In Oregon, you should be on the eastern side of the Cascade mountains. The lowest chance of clouds there is around the town of Madras, not far from Bend, OR. In Idaho, it is the areas north of Boise that will be in the direct path of the full eclipse. Boise itself is not in the path of the full eclipse! You can definitely stay in Boise but you’ll have to drive up north in the morning to the area of small towns like Lime, OR. A good location to stay at for seeing the eclipse in the Boise area is in fact also in Oregon. It’s the town of Ontario, OR, which has a fair selection of motels you can stay at. You can see a total eclipse in Ontario itself, although it would be better to drive up north for half an hour and reach Lime where the 100% obscuration will last for longer.

One more spot that’s worth mentioning is Jackson, WY. It’s less predictable than the Boise and Madras because of the Grand Tetons range which could cause clouds to form. Jackson’s chance of clouds stands at 33%, compared to Boise’s and Madras’ 25%. That said, anyone watching the eclipse from the Grand Tetons, is certainly going to have a gorgeous backdrop for their pictures!

When can you view the eclipse?

Unlike the location, the date is set in stone. The eclipse is going to take place on August 21st, 2017. It starts in the west and begins on the coast of Oregon at 09:04:33 and will reach its peak there at 10:16:56.

As it heads east, the eclipse also becomes longer. The totality – when the moon’s shadow actually covers the sun – will last one minute in the West Coast and just over 2 and a half minutes by the time the eclipse reaches the East Coast.

What would you need to see the eclipse?

I’m sure your parents told you that you should never stare at the sun, no matter what? They were absolutely right.

I’m sure there will be a lot of public health warnings as the day approaches. According to Prof. Ralph Chou, associate professor of optometry at the University of Waterloo, there is such a thing as “eclipse blindness”. He writes about in on NASA’s website and warns that –

Exposure of the retina to intense visible light causes damage to its light-sensitive rod and cone cells. The light triggers a series of complex chemical reactions within the cells which damages their ability to respond to a visual stimulus, and in extreme cases, can destroy them. The result is a loss of visual function which may be either temporary or permanent, depending on the severity of the damage.

In other words, if you look at the sun, you’ll go blind. He goes on to mention that while looking at the sun during 100% obscurity at the very high point of the eclipse can be done without protective gear, if you miss that by 1% you’re going to hurt your eyes. At 99% obscuration, when everything around seems fairly dark, you still should protect your eyes from that 1% of direct sunlight.

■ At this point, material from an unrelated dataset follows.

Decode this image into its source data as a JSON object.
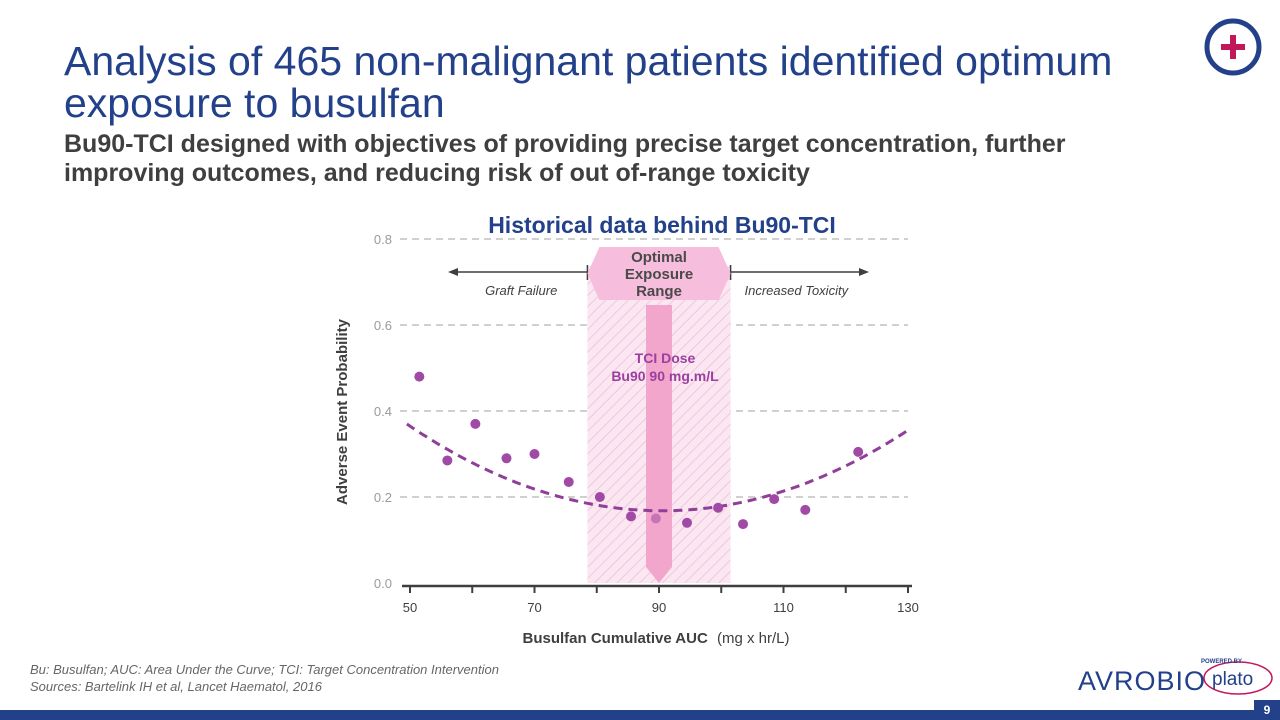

Please stay safe: Use protective gear throughout all phases of the eclipse.

That’s what we plan to do.

I’m sure there will be a lot of people selling eclipse-viewing gear along the path of the event. I think it’s fair to assume that it won’t be cheap and it will get more expensive the closer you get to the date, as some places will be running out of eclipse glasses. Just market forces in action.

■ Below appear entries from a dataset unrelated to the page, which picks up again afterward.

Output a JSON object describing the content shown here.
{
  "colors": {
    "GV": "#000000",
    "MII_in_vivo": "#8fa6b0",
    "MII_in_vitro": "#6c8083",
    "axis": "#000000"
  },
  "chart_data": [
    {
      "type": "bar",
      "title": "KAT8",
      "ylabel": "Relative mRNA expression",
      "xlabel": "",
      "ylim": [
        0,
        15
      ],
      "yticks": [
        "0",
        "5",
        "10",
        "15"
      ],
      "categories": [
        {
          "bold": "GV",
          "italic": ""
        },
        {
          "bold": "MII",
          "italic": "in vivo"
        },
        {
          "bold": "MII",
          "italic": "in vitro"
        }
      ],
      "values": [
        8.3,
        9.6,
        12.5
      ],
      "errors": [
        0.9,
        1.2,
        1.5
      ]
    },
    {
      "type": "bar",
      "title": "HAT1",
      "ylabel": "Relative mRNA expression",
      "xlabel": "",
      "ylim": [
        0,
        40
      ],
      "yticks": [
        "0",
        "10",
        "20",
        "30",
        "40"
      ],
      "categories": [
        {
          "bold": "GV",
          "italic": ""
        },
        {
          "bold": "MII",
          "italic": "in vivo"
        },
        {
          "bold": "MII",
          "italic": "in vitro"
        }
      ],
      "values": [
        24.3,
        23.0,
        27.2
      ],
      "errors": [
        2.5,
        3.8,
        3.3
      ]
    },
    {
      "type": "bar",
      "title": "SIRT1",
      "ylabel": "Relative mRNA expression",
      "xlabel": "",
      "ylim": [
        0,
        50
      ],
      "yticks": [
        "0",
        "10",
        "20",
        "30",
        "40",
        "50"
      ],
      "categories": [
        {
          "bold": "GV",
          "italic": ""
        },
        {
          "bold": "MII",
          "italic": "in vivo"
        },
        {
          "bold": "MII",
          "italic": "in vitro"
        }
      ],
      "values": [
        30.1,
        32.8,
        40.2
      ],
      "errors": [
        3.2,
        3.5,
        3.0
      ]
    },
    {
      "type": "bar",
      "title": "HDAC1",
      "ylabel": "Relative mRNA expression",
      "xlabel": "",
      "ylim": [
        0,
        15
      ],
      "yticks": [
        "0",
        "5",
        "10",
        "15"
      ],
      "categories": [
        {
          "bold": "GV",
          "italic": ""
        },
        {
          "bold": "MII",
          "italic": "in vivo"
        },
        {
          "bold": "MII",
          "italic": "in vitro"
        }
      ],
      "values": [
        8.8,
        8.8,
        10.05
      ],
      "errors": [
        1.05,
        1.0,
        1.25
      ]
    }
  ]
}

I looked up eclipse glasses on Amazon and there’s a huge variety. Most of them are fairly expensive and will cost you $20-$40 a pair! That’s a LOT of money for an item that you’ll be using for one single afternoon.

solar eclipse glasses

There are cheaper alternatives. I found these at under $1 a pair –

These paper glasses are obviously not too durable and they’re not meant to be used more than once. 

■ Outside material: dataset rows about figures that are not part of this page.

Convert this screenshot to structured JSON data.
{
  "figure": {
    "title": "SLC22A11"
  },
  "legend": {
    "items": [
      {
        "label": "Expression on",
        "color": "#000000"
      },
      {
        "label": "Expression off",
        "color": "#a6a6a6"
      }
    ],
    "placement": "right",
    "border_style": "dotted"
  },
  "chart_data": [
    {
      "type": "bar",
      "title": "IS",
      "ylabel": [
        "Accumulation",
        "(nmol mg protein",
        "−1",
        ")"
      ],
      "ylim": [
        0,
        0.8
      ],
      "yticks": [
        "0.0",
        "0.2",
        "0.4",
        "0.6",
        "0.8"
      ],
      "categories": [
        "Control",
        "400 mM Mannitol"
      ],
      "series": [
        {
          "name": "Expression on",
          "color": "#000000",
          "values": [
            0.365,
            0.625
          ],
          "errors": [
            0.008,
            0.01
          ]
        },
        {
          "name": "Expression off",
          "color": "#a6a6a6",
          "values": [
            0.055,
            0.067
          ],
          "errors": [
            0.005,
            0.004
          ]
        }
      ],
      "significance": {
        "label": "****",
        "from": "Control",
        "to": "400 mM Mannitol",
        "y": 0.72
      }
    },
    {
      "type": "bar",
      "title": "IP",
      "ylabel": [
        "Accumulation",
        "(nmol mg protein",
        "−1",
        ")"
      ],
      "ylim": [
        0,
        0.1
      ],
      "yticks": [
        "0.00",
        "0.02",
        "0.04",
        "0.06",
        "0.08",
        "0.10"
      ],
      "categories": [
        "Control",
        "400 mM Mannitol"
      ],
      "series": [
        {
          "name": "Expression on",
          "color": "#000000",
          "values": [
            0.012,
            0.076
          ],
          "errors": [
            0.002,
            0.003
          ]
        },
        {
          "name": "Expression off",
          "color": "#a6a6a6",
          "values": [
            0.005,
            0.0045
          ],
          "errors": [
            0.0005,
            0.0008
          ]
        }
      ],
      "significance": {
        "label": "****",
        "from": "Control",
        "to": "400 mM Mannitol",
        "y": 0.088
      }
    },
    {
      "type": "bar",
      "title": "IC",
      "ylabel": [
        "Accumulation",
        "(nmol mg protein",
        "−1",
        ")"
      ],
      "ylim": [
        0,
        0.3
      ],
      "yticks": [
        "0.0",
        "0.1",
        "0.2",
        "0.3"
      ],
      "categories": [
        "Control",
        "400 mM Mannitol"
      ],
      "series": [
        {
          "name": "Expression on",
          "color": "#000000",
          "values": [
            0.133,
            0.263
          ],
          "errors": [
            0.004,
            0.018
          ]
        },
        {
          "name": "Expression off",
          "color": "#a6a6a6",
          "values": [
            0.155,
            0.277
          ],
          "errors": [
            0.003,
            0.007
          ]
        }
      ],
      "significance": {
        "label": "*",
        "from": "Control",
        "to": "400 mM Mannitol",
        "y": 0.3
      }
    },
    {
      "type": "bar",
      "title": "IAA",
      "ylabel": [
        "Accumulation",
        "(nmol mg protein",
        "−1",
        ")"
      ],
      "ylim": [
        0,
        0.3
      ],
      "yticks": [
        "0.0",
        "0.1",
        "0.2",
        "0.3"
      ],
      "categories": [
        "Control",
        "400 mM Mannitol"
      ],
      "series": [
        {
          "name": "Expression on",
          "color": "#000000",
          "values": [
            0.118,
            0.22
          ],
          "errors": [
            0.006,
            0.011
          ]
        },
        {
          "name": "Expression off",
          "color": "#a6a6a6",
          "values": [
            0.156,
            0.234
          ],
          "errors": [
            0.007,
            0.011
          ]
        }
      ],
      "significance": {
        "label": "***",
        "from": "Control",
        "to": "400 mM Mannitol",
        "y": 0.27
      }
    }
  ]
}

 Here’s what the makers say –

Our EclipsersTM filter out 100% of harmful ultra-violet, 100% of harmful infrared, and 99.999% of intense visible light. Our premium filters create the sharpest solar images with a natural orange color. For your safety, the backside is pre-printed with warnings and instructions. Our eclipse glasses are independently tested and are ISO and CE certified for the safest direct solar viewing. These eclipse viewing glasses are manufactured exclusively with scratch resistant Black Polymer material and have an optical density of 5 or greater.